De hele Bijbel door zien we, hoe nadruk wordt gelegd op het eerbied tonen aan de Schepper.

“U bent waardig, Heere, te ontvangen de heerlijkheid, de eer en de kracht, want U hebt alle dingen geschapen, en door Uw wil bestaan zij en zijn zij geschapen.” Openbaring 4: 11.

“Want de HEERE is groot en zeer te prijzen, Hij is ontzagwekkend boven alle goden. Want al de goden van de volken zijn afgoden, maar de HEERE heeft de hemel gemaakt.” Psalm 96: 4 – 5.

“ Ik sla mijn ogen op naar de bergen, vanwaar mijn hulp komen zal.
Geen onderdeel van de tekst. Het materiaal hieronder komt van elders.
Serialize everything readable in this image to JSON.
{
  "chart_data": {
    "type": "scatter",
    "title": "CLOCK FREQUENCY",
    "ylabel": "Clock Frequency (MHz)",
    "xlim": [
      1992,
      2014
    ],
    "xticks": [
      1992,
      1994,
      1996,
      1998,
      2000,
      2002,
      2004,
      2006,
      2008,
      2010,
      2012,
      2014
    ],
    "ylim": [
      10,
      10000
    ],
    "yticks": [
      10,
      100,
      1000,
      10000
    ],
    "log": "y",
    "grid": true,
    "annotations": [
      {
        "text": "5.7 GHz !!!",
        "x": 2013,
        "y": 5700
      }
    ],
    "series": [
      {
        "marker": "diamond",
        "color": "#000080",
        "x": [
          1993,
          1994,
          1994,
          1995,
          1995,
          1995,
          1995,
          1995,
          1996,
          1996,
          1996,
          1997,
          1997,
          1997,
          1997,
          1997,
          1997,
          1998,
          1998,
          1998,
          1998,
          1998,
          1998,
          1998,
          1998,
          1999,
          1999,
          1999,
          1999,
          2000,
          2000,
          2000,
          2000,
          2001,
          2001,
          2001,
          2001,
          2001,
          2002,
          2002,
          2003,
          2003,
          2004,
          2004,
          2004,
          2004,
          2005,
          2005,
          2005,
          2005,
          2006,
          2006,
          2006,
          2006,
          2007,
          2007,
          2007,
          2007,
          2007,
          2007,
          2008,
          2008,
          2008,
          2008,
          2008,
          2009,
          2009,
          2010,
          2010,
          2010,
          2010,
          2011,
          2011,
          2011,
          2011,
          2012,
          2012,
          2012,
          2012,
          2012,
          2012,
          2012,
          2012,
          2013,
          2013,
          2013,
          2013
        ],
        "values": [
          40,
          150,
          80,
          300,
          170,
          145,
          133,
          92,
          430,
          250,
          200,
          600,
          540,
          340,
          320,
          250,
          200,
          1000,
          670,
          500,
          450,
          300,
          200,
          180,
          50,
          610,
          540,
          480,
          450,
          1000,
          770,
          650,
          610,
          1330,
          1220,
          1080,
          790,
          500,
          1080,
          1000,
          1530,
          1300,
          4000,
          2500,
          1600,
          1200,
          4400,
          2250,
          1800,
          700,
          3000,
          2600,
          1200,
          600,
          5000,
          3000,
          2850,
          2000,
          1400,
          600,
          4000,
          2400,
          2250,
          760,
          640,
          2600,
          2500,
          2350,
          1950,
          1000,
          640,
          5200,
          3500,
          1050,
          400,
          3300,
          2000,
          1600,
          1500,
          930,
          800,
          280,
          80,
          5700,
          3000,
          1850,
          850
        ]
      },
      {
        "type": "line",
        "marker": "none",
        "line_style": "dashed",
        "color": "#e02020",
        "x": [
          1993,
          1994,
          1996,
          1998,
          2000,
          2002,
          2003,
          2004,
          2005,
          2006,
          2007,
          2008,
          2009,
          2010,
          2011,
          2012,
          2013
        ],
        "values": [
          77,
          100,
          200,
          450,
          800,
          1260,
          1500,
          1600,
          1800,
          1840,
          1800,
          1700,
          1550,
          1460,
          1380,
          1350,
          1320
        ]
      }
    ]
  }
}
Mijn hulp is van de HEERE, Die hemel en aarde gemaakt heeft.” Psalm 121: 1 – 2.

Door de Sabbat heilig te houden, zoals Hij geboden heeft, tonen wij Hem onze liefde. En we erkennen hiermee Zijn gezag over ons leven.

“Ieder die gelooft dat Jezus de Christus is, is uit God geboren; en ieder die Hem liefheeft Die geboren deed worden, heeft ook lief die uit Hem geboren is. Hieraan weten wij dat wij de kinderen van God liefhebben, wanneer wij God liefhebben en Zijn geboden bewaren. Want dit is de liefde tot God, dat wij Zijn geboden bewaren; en Zijn geboden zijn geen zware last.” I Johannes 5: 1 – 3.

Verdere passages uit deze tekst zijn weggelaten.